Morgan Freeman and Diane Keaton play off each other in ‘Ruth & Alex’

By Diana Mehta, The Canadian Press

TORONTO – Some of the most intimate moments between a long-married couple played by Morgan Freeman and Diane Keaton in their new film “Ruth and Alex” weren’t even originally part of the script.

The two veteran actors simply played off each other as certain scenes were filmed from afar.

“We were very lucky with their chemistry — because that’s not directing, that’s them,” film director Richard Loncraine said in an interview during the Toronto International Film Festival, where “Ruth and Alex” had its premiere.

“Directing them was really easy. Directing actors is a little bit of a myth, you just have to create an environment in which they feel safe.”

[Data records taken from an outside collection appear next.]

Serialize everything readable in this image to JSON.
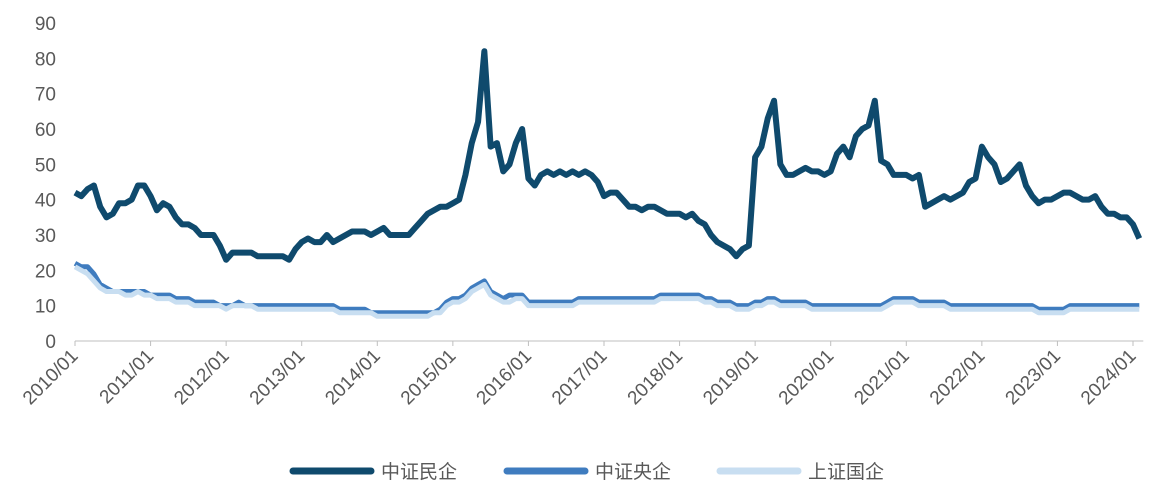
{
  "chart_data": {
    "type": "line",
    "x": [
      "2010/01",
      "2010/02",
      "2010/03",
      "2010/04",
      "2010/05",
      "2010/06",
      "2010/07",
      "2010/08",
      "2010/09",
      "2010/10",
      "2010/11",
      "2010/12",
      "2011/01",
      "2011/02",
      "2011/03",
      "2011/04",
      "2011/05",
      "2011/06",
      "2011/07",
      "2011/08",
      "2011/09",
      "2011/10",
      "2011/11",
      "2011/12",
      "2012/01",
      "2012/02",
      "2012/03",
      "2012/04",
      "2012/05",
      "2012/06",
      "2012/07",
      "2012/08",
      "2012/09",
      "2012/10",
      "2012/11",
      "2012/12",
      "2013/01",
      "2013/02",
      "2013/03",
      "2013/04",
      "2013/05",
      "2013/06",
      "2013/07",
      "2013/08",
      "2013/09",
      "2013/10",
      "2013/11",
      "2013/12",
      "2014/01",
      "2014/02",
      "2014/03",
      "2014/04",
      "2014/05",
      "2014/06",
      "2014/07",
      "2014/08",
      "2014/09",
      "2014/10",
      "2014/11",
      "2014/12",
      "2015/01",
      "2015/02",
      "2015/03",
      "2015/04",
      "2015/05",
      "2015/06",
      "2015/07",
      "2015/08",
      "2015/09",
      "2015/10",
      "2015/11",
      "2015/12",
      "2016/01",
      "2016/02",
      "2016/03",
      "2016/04",
      "2016/05",
      "2016/06",
      "2016/07",
      "2016/08",
      "2016/09",
      "2016/10",
      "2016/11",
      "2016/12",
      "2017/01",
      "2017/02",
      "2017/03",
      "2017/04",
      "2017/05",
      "2017/06",
      "2017/07",
      "2017/08",
      "2017/09",
      "2017/10",
      "2017/11",
      "2017/12",
      "2018/01",
      "2018/02",
      "2018/03",
      "2018/04",
      "2018/05",
      "2018/06",
      "2018/07",
      "2018/08",
      "2018/09",
      "2018/10",
      "2018/11",
      "2018/12",
      "2019/01",
      "2019/02",
      "2019/03",
      "2019/04",
      "2019/05",
      "2019/06",
      "2019/07",
      "2019/08",
      "2019/09",
      "2019/10",
      "2019/11",
      "2019/12",
      "2020/01",
      "2020/02",
      "2020/03",
      "2020/04",
      "2020/05",
      "2020/06",
      "2020/07",
      "2020/08",
      "2020/09",
      "2020/10",
      "2020/11",
      "2020/12",
      "2021/01",
      "2021/02",
      "2021/03",
      "2021/04",
      "2021/05",
      "2021/06",
      "2021/07",
      "2021/08",
      "2021/09",
      "2021/10",
      "2021/11",
      "2021/12",
      "2022/01",
      "2022/02",
      "2022/03",
      "2022/04",
      "2022/05",
      "2022/06",
      "2022/07",
      "2022/08",
      "2022/09",
      "2022/10",
      "2022/11",
      "2022/12",
      "2023/01",
      "2023/02",
      "2023/03",
      "2023/04",
      "2023/05",
      "2023/06",
      "2023/07",
      "2023/08",
      "2023/09",
      "2023/10",
      "2023/11",
      "2023/12",
      "2024/01",
      "2024/02"
    ],
    "series": [
      {
        "name": "中证民企",
        "color": "#0f4a6d",
        "values": [
          42,
          41,
          43,
          44,
          38,
          35,
          36,
          39,
          39,
          40,
          44,
          44,
          41,
          37,
          39,
          38,
          35,
          33,
          33,
          32,
          30,
          30,
          30,
          27,
          23,
          25,
          25,
          25,
          25,
          24,
          24,
          24,
          24,
          24,
          23,
          26,
          28,
          29,
          28,
          28,
          30,
          28,
          29,
          30,
          31,
          31,
          31,
          30,
          31,
          32,
          30,
          30,
          30,
          30,
          32,
          34,
          36,
          37,
          38,
          38,
          39,
          40,
          47,
          56,
          62,
          82,
          55,
          56,
          48,
          50,
          56,
          60,
          46,
          44,
          47,
          48,
          47,
          48,
          47,
          48,
          47,
          48,
          47,
          45,
          41,
          42,
          42,
          40,
          38,
          38,
          37,
          38,
          38,
          37,
          36,
          36,
          36,
          35,
          36,
          34,
          33,
          30,
          28,
          27,
          26,
          24,
          26,
          27,
          52,
          55,
          63,
          68,
          50,
          47,
          47,
          48,
          49,
          48,
          48,
          47,
          48,
          53,
          55,
          52,
          58,
          60,
          61,
          68,
          51,
          50,
          47,
          47,
          47,
          46,
          47,
          38,
          39,
          40,
          41,
          40,
          41,
          42,
          45,
          46,
          55,
          52,
          50,
          45,
          46,
          48,
          50,
          44,
          41,
          39,
          40,
          40,
          41,
          42,
          42,
          41,
          40,
          40,
          41,
          38,
          36,
          36,
          35,
          35,
          33,
          29
        ]
      },
      {
        "name": "中证央企",
        "color": "#3f7cbf",
        "values": [
          22,
          21,
          21,
          19,
          16,
          15,
          14,
          14,
          14,
          14,
          14,
          14,
          13,
          13,
          13,
          13,
          12,
          12,
          12,
          11,
          11,
          11,
          11,
          10,
          10,
          10,
          11,
          10,
          10,
          10,
          10,
          10,
          10,
          10,
          10,
          10,
          10,
          10,
          10,
          10,
          10,
          10,
          9,
          9,
          9,
          9,
          9,
          8,
          8,
          8,
          8,
          8,
          8,
          8,
          8,
          8,
          8,
          8,
          9,
          11,
          12,
          12,
          13,
          15,
          16,
          17,
          14,
          13,
          12,
          13,
          13,
          13,
          11,
          11,
          11,
          11,
          11,
          11,
          11,
          11,
          12,
          12,
          12,
          12,
          12,
          12,
          12,
          12,
          12,
          12,
          12,
          12,
          12,
          13,
          13,
          13,
          13,
          13,
          13,
          13,
          12,
          12,
          11,
          11,
          11,
          10,
          10,
          10,
          11,
          11,
          12,
          12,
          11,
          11,
          11,
          11,
          11,
          10,
          10,
          10,
          10,
          10,
          10,
          10,
          10,
          10,
          10,
          10,
          10,
          11,
          12,
          12,
          12,
          12,
          11,
          11,
          11,
          11,
          11,
          10,
          10,
          10,
          10,
          10,
          10,
          10,
          10,
          10,
          10,
          10,
          10,
          10,
          10,
          9,
          9,
          9,
          9,
          9,
          10,
          10,
          10,
          10,
          10,
          10,
          10,
          10,
          10,
          10,
          10,
          10
        ]
      },
      {
        "name": "上证国企",
        "color": "#c8def1",
        "values": [
          21,
          20,
          19,
          17,
          15,
          14,
          14,
          14,
          13,
          13,
          14,
          13,
          13,
          12,
          12,
          12,
          11,
          11,
          11,
          10,
          10,
          10,
          10,
          10,
          9,
          10,
          10,
          10,
          10,
          9,
          9,
          9,
          9,
          9,
          9,
          9,
          9,
          9,
          9,
          9,
          9,
          9,
          8,
          8,
          8,
          8,
          8,
          8,
          7,
          7,
          7,
          7,
          7,
          7,
          7,
          7,
          7,
          8,
          8,
          10,
          11,
          11,
          12,
          14,
          15,
          16,
          13,
          12,
          11,
          11,
          12,
          12,
          10,
          10,
          10,
          10,
          10,
          10,
          10,
          10,
          11,
          11,
          11,
          11,
          11,
          11,
          11,
          11,
          11,
          11,
          11,
          11,
          11,
          12,
          12,
          12,
          12,
          12,
          12,
          12,
          11,
          11,
          10,
          10,
          10,
          9,
          9,
          9,
          10,
          10,
          11,
          11,
          10,
          10,
          10,
          10,
          10,
          9,
          9,
          9,
          9,
          9,
          9,
          9,
          9,
          9,
          9,
          9,
          9,
          10,
          11,
          11,
          11,
          11,
          10,
          10,
          10,
          10,
          10,
          9,
          9,
          9,
          9,
          9,
          9,
          9,
          9,
          9,
          9,
          9,
          9,
          9,
          9,
          8,
          8,
          8,
          8,
          8,
          9,
          9,
          9,
          9,
          9,
          9,
          9,
          9,
          9,
          9,
          9,
          9
        ]
      }
    ],
    "ylim": [
      0,
      90
    ],
    "yticks": [
      0,
      10,
      20,
      30,
      40,
      50,
      60,
      70,
      80,
      90
    ],
    "xticks": [
      "2010/01",
      "2011/01",
      "2012/01",
      "2013/01",
      "2014/01",
      "2015/01",
      "2016/01",
      "2017/01",
      "2018/01",
      "2019/01",
      "2020/01",
      "2021/01",
      "2022/01",
      "2023/01",
      "2024/01"
    ],
    "legend": "bottom"
  }
}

It’s not that Freeman and Keaton made up the script as they went along, Loncraine said, they just elaborated on it, adding nuances which brought depth and warmth to the film.

“Diane, it’s not that she ad-libs dialogue, she tends to interject, it’s her manner,” the director explained. “It creates a great vitality so you have a different energy level from her.”

Loncraine recounted one scene from the film in which the two actors walk down a New York City street arguing about how to best care for their injured dog.

“That was all shot on a long lens, on two cameras at the same time,” he said. “Yes, the dialogue was written for them, but they ad-libbed around it at the same time and they would throw stuff in.”

Scenes were also allowed to play out to allow Freeman and Keaton to really bring their characters come to life.

“Actors never like breaking scenes into too many short bits, they’re like racehorses, they want to act, they want to get on with it,” Loncraine said.

The film, based on the novel “Heroic Measures,” follows the couple over an eventful weekend in which they contemplate selling the Brooklyn apartment they’ve lived in for 40 years.

Cynthia Nixon — of “Sex and the City” fame — plays a somewhat over-zealous real estate agent who urges them to reach a decision while the city also deals with an exaggerated terrorist alert.

The Toronto International Film Festival runs through Sept. 14.